Nel dettaglio, tocca riflettere e studiare il danno inferto e ricevuto e decidere quando e come utilizzare determinate abilità consumabili in nostro possesso. Nulla di estremamente ingegnoso ma piacevolmente implementati e che offrono una varietà sorprendente considerando la breve durata di una singola run. Oltre agli scontri e ai vari mini giochi, c’è anche una sorta di gestione di risorse (i soldi) ottenibili da lavori (di vario genere tra cui il classico: servire il caffè al bar) e utili per ottenere informazioni segrete, bonus passivi o svelare ulteriori percorsi nascosti e opzionali.

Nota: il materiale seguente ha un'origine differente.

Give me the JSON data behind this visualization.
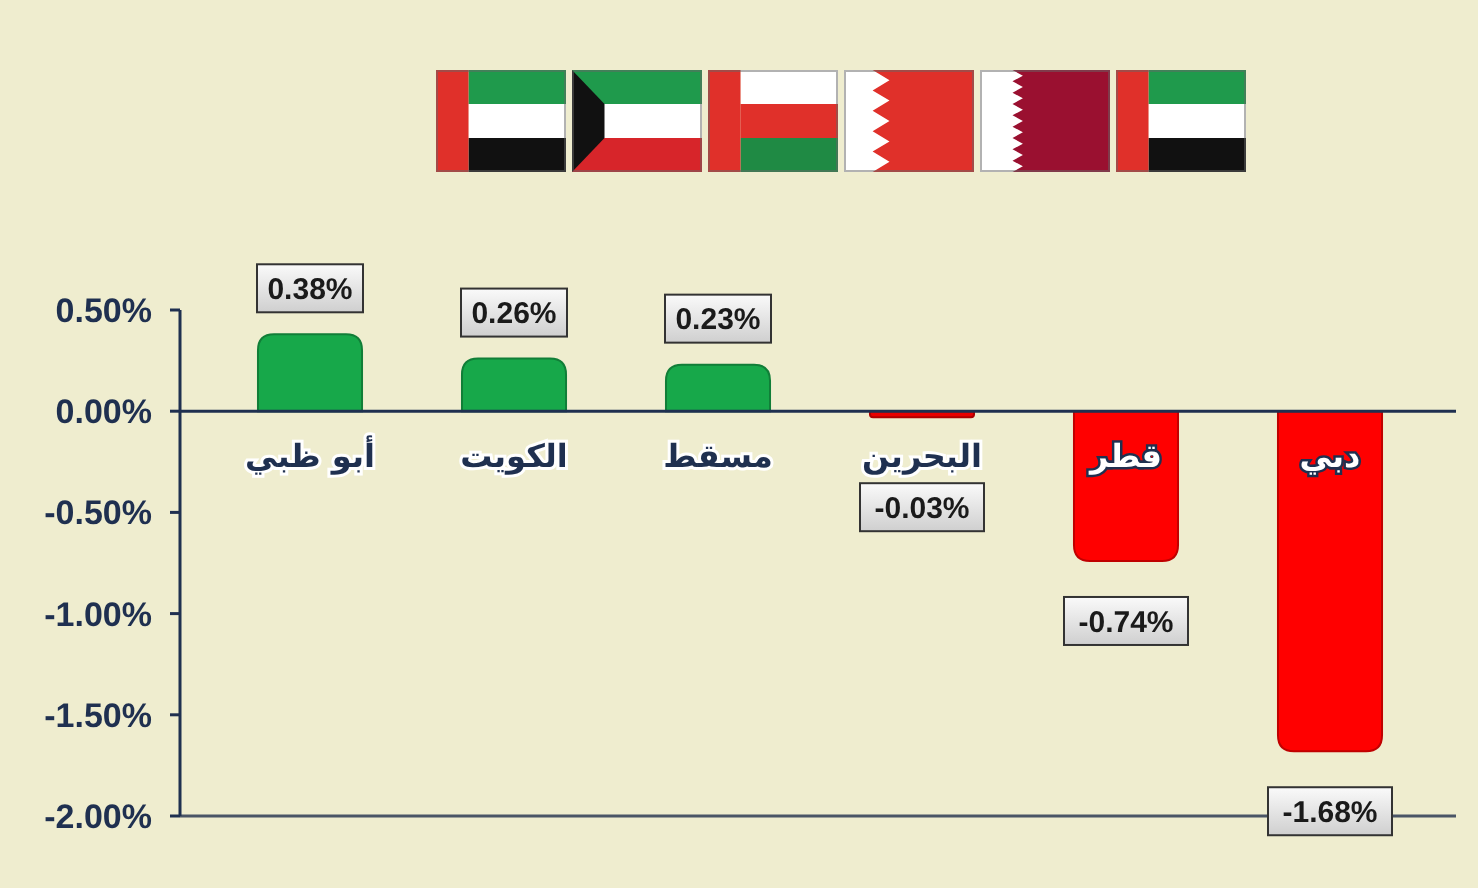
{
  "chart_data": {
    "type": "bar",
    "categories": [
      "أبو ظبي",
      "الكويت",
      "مسقط",
      "البحرين",
      "قطر",
      "دبي"
    ],
    "values": [
      0.38,
      0.26,
      0.23,
      -0.03,
      -0.74,
      -1.68
    ],
    "colors": [
      "#17a84a",
      "#17a84a",
      "#17a84a",
      "#e80000",
      "#ff0000",
      "#ff0000"
    ],
    "value_labels": [
      "0.38%",
      "0.26%",
      "0.23%",
      "-0.03%",
      "-0.74%",
      "-1.68%"
    ],
    "ylim": [
      -2,
      0.5
    ],
    "yticks": [
      {
        "value": 0.5,
        "label": "0.50%"
      },
      {
        "value": 0,
        "label": "0.00%"
      },
      {
        "value": -0.5,
        "label": "-0.50%"
      },
      {
        "value": -1,
        "label": "-1.00%"
      },
      {
        "value": -1.5,
        "label": "-1.50%"
      },
      {
        "value": -2,
        "label": "-2.00%"
      }
    ]
  }
}
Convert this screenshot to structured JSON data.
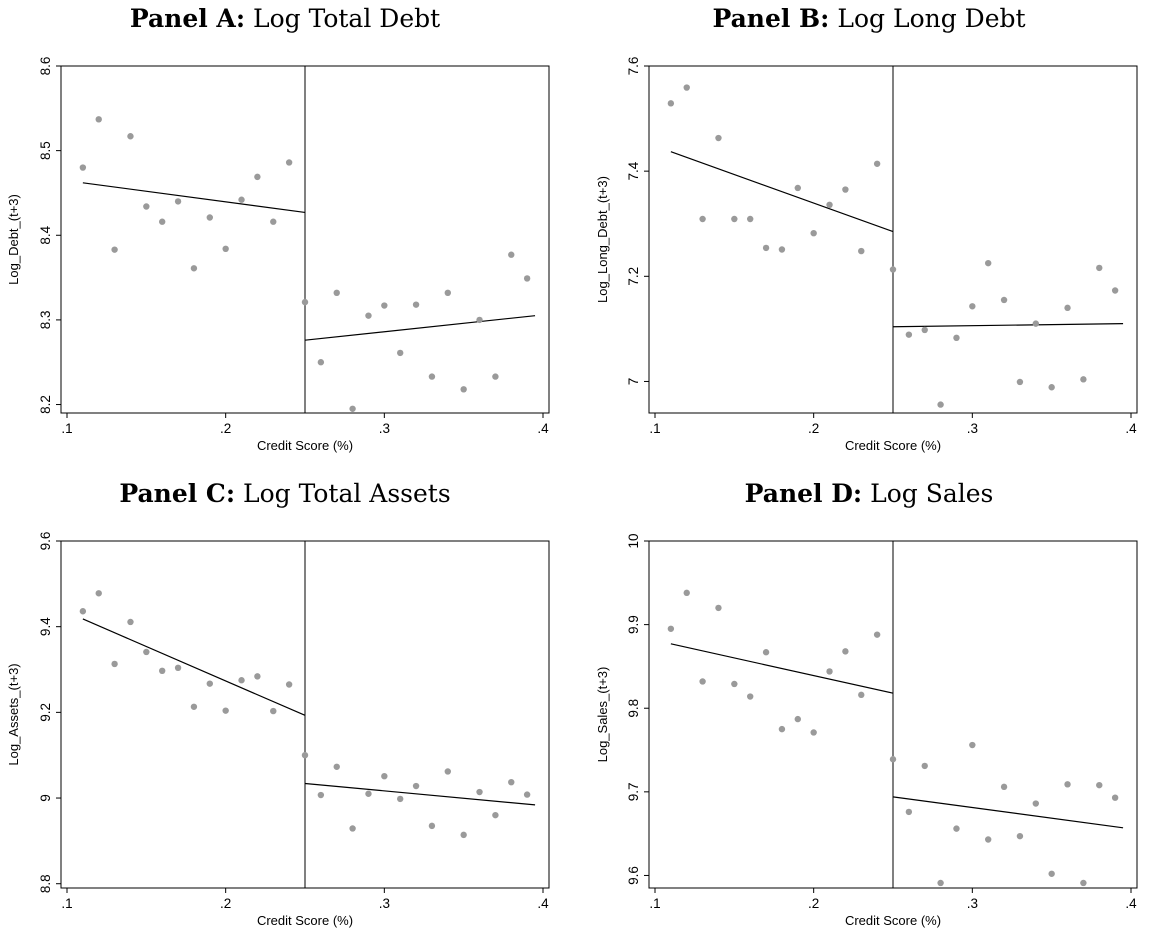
{
  "chart_data": [
    {
      "panel_label": "Panel A:",
      "title": "Log Total Debt",
      "type": "scatter",
      "xlabel": "Credit Score (%)",
      "ylabel": "Log_Debt_(t+3)",
      "xlim": [
        0.1,
        0.4
      ],
      "ylim": [
        8.19,
        8.6
      ],
      "xticks": [
        0.1,
        0.2,
        0.3,
        0.4
      ],
      "xtick_labels": [
        ".1",
        ".2",
        ".3",
        ".4"
      ],
      "yticks": [
        8.2,
        8.3,
        8.4,
        8.5,
        8.6
      ],
      "ytick_labels": [
        "8.2",
        "8.3",
        "8.4",
        "8.5",
        "8.6"
      ],
      "cutoff": 0.25,
      "x": [
        0.11,
        0.12,
        0.13,
        0.14,
        0.15,
        0.16,
        0.17,
        0.18,
        0.19,
        0.2,
        0.21,
        0.22,
        0.23,
        0.24,
        0.25,
        0.26,
        0.27,
        0.28,
        0.29,
        0.3,
        0.31,
        0.32,
        0.33,
        0.34,
        0.35,
        0.36,
        0.37,
        0.38,
        0.39
      ],
      "y": [
        8.48,
        8.537,
        8.383,
        8.517,
        8.434,
        8.416,
        8.44,
        8.361,
        8.421,
        8.384,
        8.442,
        8.469,
        8.416,
        8.486,
        8.321,
        8.25,
        8.332,
        8.195,
        8.305,
        8.317,
        8.261,
        8.318,
        8.233,
        8.332,
        8.218,
        8.3,
        8.233,
        8.377,
        8.349
      ],
      "fit_left": [
        [
          0.11,
          8.462
        ],
        [
          0.25,
          8.427
        ]
      ],
      "fit_right": [
        [
          0.25,
          8.276
        ],
        [
          0.395,
          8.305
        ]
      ]
    },
    {
      "panel_label": "Panel B:",
      "title": "Log Long Debt",
      "type": "scatter",
      "xlabel": "Credit Score (%)",
      "ylabel": "Log_Long_Debt_(t+3)",
      "xlim": [
        0.1,
        0.4
      ],
      "ylim": [
        6.94,
        7.6
      ],
      "xticks": [
        0.1,
        0.2,
        0.3,
        0.4
      ],
      "xtick_labels": [
        ".1",
        ".2",
        ".3",
        ".4"
      ],
      "yticks": [
        7.0,
        7.2,
        7.4,
        7.6
      ],
      "ytick_labels": [
        "7",
        "7.2",
        "7.4",
        "7.6"
      ],
      "cutoff": 0.25,
      "x": [
        0.11,
        0.12,
        0.13,
        0.14,
        0.15,
        0.16,
        0.17,
        0.18,
        0.19,
        0.2,
        0.21,
        0.22,
        0.23,
        0.24,
        0.25,
        0.26,
        0.27,
        0.28,
        0.29,
        0.3,
        0.31,
        0.32,
        0.33,
        0.34,
        0.35,
        0.36,
        0.37,
        0.38,
        0.39
      ],
      "y": [
        7.529,
        7.559,
        7.309,
        7.463,
        7.309,
        7.309,
        7.254,
        7.251,
        7.368,
        7.282,
        7.336,
        7.365,
        7.248,
        7.414,
        7.213,
        7.089,
        7.098,
        6.956,
        7.083,
        7.143,
        7.225,
        7.155,
        6.999,
        7.11,
        6.989,
        7.14,
        7.004,
        7.216,
        7.173
      ],
      "fit_left": [
        [
          0.11,
          7.437
        ],
        [
          0.25,
          7.285
        ]
      ],
      "fit_right": [
        [
          0.25,
          7.104
        ],
        [
          0.395,
          7.11
        ]
      ]
    },
    {
      "panel_label": "Panel C:",
      "title": "Log Total Assets",
      "type": "scatter",
      "xlabel": "Credit Score (%)",
      "ylabel": "Log_Assets_(t+3)",
      "xlim": [
        0.1,
        0.4
      ],
      "ylim": [
        8.79,
        9.6
      ],
      "xticks": [
        0.1,
        0.2,
        0.3,
        0.4
      ],
      "xtick_labels": [
        ".1",
        ".2",
        ".3",
        ".4"
      ],
      "yticks": [
        8.8,
        9.0,
        9.2,
        9.4,
        9.6
      ],
      "ytick_labels": [
        "8.8",
        "9",
        "9.2",
        "9.4",
        "9.6"
      ],
      "cutoff": 0.25,
      "x": [
        0.11,
        0.12,
        0.13,
        0.14,
        0.15,
        0.16,
        0.17,
        0.18,
        0.19,
        0.2,
        0.21,
        0.22,
        0.23,
        0.24,
        0.25,
        0.26,
        0.27,
        0.28,
        0.29,
        0.3,
        0.31,
        0.32,
        0.33,
        0.34,
        0.35,
        0.36,
        0.37,
        0.38,
        0.39
      ],
      "y": [
        9.436,
        9.478,
        9.313,
        9.411,
        9.341,
        9.297,
        9.304,
        9.213,
        9.267,
        9.204,
        9.275,
        9.284,
        9.203,
        9.265,
        9.1,
        9.007,
        9.073,
        8.929,
        9.01,
        9.051,
        8.998,
        9.028,
        8.935,
        9.062,
        8.914,
        9.014,
        8.96,
        9.037,
        9.008
      ],
      "fit_left": [
        [
          0.11,
          9.418
        ],
        [
          0.25,
          9.193
        ]
      ],
      "fit_right": [
        [
          0.25,
          9.034
        ],
        [
          0.395,
          8.984
        ]
      ]
    },
    {
      "panel_label": "Panel D:",
      "title": "Log Sales",
      "type": "scatter",
      "xlabel": "Credit Score (%)",
      "ylabel": "Log_Sales_(t+3)",
      "xlim": [
        0.1,
        0.4
      ],
      "ylim": [
        9.585,
        10.0
      ],
      "xticks": [
        0.1,
        0.2,
        0.3,
        0.4
      ],
      "xtick_labels": [
        ".1",
        ".2",
        ".3",
        ".4"
      ],
      "yticks": [
        9.6,
        9.7,
        9.8,
        9.9,
        10.0
      ],
      "ytick_labels": [
        "9.6",
        "9.7",
        "9.8",
        "9.9",
        "10"
      ],
      "cutoff": 0.25,
      "x": [
        0.11,
        0.12,
        0.13,
        0.14,
        0.15,
        0.16,
        0.17,
        0.18,
        0.19,
        0.2,
        0.21,
        0.22,
        0.23,
        0.24,
        0.25,
        0.26,
        0.27,
        0.28,
        0.29,
        0.3,
        0.31,
        0.32,
        0.33,
        0.34,
        0.35,
        0.36,
        0.37,
        0.38,
        0.39
      ],
      "y": [
        9.895,
        9.938,
        9.832,
        9.92,
        9.829,
        9.814,
        9.867,
        9.775,
        9.787,
        9.771,
        9.844,
        9.868,
        9.816,
        9.888,
        9.739,
        9.676,
        9.731,
        9.591,
        9.656,
        9.756,
        9.643,
        9.706,
        9.647,
        9.686,
        9.602,
        9.709,
        9.591,
        9.708,
        9.693
      ],
      "fit_left": [
        [
          0.11,
          9.877
        ],
        [
          0.25,
          9.818
        ]
      ],
      "fit_right": [
        [
          0.25,
          9.694
        ],
        [
          0.395,
          9.657
        ]
      ]
    }
  ]
}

In Refind Self c’è un continuo senso di scoperta che va di pari passo con lo scopo principale del titolo: analizzare il tuo stile di gioco. Come già detto più volte, tutto quello che si fa in Refind Self è analizzato e tradotto in varie classi a loro volta racchiuse in macro aree. Cambiare il nome alla droide? aiutare qualcuno? Tentennare in una decisione? Restare seduti su una panchina per “tot” minuti? Tutto ciò che si fa ha un peso concreto nel titolo. Come? Grazie all’energia qui rappresentato da un cuore in costante riempimento.
Ogni azione, scelta, analisi, raccolta… tutto ha un peso in “energia”. Una volta che il cuore si riempie raggiungendo il 100%, la partita giunge al suo termine. Questo ti costringe a dover eseguire determinate scelte e, inutile dirlo, una run sola non basterà a svelare tutto ciò che il mondo di gioco racchiude in sé. Dovrai tentare e ritentare, mettere in gioco la tua personalità e le tue scelte (che di run in run verranno sì memorizzate ma dovrai tu ricordare cosa hai fatto o meno). Questa struttura è sì intrigante ma già dopo le prime run si inizia a sentire una certa monotonia.
Quest’ultima è amplificata dal fatto che il mondo di gioco è discretamente contenuto ed esteticamente abbastanza anonimo. Non fosse per le piccole sorprese nascoste e per il modo in cui muta e si svela a seconda di quasi ogni singola opzione, il titolo non avrebbe tutto il fascino che abbiamo fin qui snocciolato. Eppure, proprio questa sua struttura, questa sorta di natura da esperimento “sociale”, lo rende inadatto a tutti gli utenti.
Grafica e sonoro
Graficamente parlando, Refind Self è molto minimalista La pixel art usata è semplice, con animazioni basilari e poco originali. Prova a potenziare la propria identità scegliendo di utilizzare pochi colori che ben si sposano con l’atmosfera generale del titolo, riuscendo a fornire un impatto generale più che sufficiente seppur non molto memorabile. Discorso analogo per il sonoro che fatica a conquistare ma che, in compenso, non si dimostra mai fastidioso o assillante.
Da segnalare la quasi totale assenza di bug, giusto qualche fugace rallentamento nel passaggio da un’area all’altra ma niente di grave. Anzi, il titolo si difende molto bene in entrambe le modalità dell’ibrida Nintendo con quella portatile particolarmente idonea per la tipologia di gioco. Infine, è molto apprezzata la presenza della lingua italiana (sottotitoli, il titolo non ha alcun tipo di doppiaggio audio), permettendo così di godere appieno dell’esperimento videoludico.